Speaking of gold stocks, thanks to their massive gains so far and even greater
potential ahead, they are my vehicle of choice to ride this gold bull.
Just this week my business partner Scott Wright finished a brand-new report
on our favorite 20 gold producers. After starting with well over 100 gold
stocks worldwide, we spent four months whittling them down to our 20 favorite
producers through deep and extensive fundamental research.
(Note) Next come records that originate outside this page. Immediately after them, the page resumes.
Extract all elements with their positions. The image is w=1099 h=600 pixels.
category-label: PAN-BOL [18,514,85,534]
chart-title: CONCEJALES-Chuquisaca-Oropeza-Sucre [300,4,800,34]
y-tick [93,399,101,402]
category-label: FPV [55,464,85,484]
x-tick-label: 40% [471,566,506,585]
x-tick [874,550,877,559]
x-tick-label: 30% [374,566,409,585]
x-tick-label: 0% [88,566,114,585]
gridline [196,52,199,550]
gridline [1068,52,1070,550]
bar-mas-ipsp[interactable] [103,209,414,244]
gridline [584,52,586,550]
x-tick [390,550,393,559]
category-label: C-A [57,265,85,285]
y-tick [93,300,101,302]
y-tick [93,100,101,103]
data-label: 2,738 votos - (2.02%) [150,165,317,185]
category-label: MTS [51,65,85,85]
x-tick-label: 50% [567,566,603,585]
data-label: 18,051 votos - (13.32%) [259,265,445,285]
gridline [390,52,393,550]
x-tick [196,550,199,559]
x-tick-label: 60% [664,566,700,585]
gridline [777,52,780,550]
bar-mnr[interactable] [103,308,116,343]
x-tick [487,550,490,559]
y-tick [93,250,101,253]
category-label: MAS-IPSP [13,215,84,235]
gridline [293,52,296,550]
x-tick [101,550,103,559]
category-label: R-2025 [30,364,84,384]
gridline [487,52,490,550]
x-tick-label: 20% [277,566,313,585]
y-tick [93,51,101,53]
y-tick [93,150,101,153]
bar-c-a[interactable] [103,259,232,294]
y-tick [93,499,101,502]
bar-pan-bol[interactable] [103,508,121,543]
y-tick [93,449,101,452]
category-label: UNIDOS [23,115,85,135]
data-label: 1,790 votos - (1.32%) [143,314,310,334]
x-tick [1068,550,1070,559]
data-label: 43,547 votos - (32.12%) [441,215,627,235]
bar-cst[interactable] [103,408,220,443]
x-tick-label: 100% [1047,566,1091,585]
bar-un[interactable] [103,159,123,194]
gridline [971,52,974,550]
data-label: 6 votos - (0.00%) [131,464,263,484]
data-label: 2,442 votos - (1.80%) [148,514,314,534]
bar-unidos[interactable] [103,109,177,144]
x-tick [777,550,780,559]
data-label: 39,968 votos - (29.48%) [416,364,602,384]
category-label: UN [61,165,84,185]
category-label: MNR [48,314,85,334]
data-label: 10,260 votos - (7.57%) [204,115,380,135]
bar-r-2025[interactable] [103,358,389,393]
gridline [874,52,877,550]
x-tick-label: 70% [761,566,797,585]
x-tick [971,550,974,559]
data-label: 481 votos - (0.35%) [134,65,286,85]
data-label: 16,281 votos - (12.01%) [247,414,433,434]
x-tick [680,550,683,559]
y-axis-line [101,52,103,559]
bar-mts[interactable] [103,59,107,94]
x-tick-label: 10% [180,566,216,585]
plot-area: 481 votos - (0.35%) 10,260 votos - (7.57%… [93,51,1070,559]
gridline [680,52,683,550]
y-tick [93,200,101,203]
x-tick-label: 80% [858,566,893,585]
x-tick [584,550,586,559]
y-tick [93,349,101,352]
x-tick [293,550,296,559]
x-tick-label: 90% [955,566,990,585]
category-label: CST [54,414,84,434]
While we do all this hard research work to know what the most promising companies
are to recommend to our subscribers and
deploy our own capital in, due to popular demand we also sell it. If you are
interested, our new report is now on sale. Its new format delves into each
company's fundamentals on a project-by-project basis to get you up to speed
on fantastic opportunities. If you want to know where to deploy gold-stock
capital, and save yourself many hundreds of hours of research, buy
this report today.
Back to GLD, the bottom line is its impact in the gold world is already big
and is only growing. Whether or not a gold ETF appeals to you, alternative
ways to buy gold are very healthy for the entire gold market. The more capital
that flows into gold, regardless of source or conduit, the bigger this bull
will ultimately grow and the greater the profits will balloon for all of us.
Gold ETFs are a hugely important capital and psychological gateway into gold
for non-traditional gold investors. Let's welcome them! The more the merrier.
No, GLD is not the same as a gold coin in your fist, but it isn't intended
to be. It is a remarkably efficient and low-transaction-cost way for stock
traders to gain gold-price exposure via their usual stock-trading accounts.
And GLD has excelled in this mission.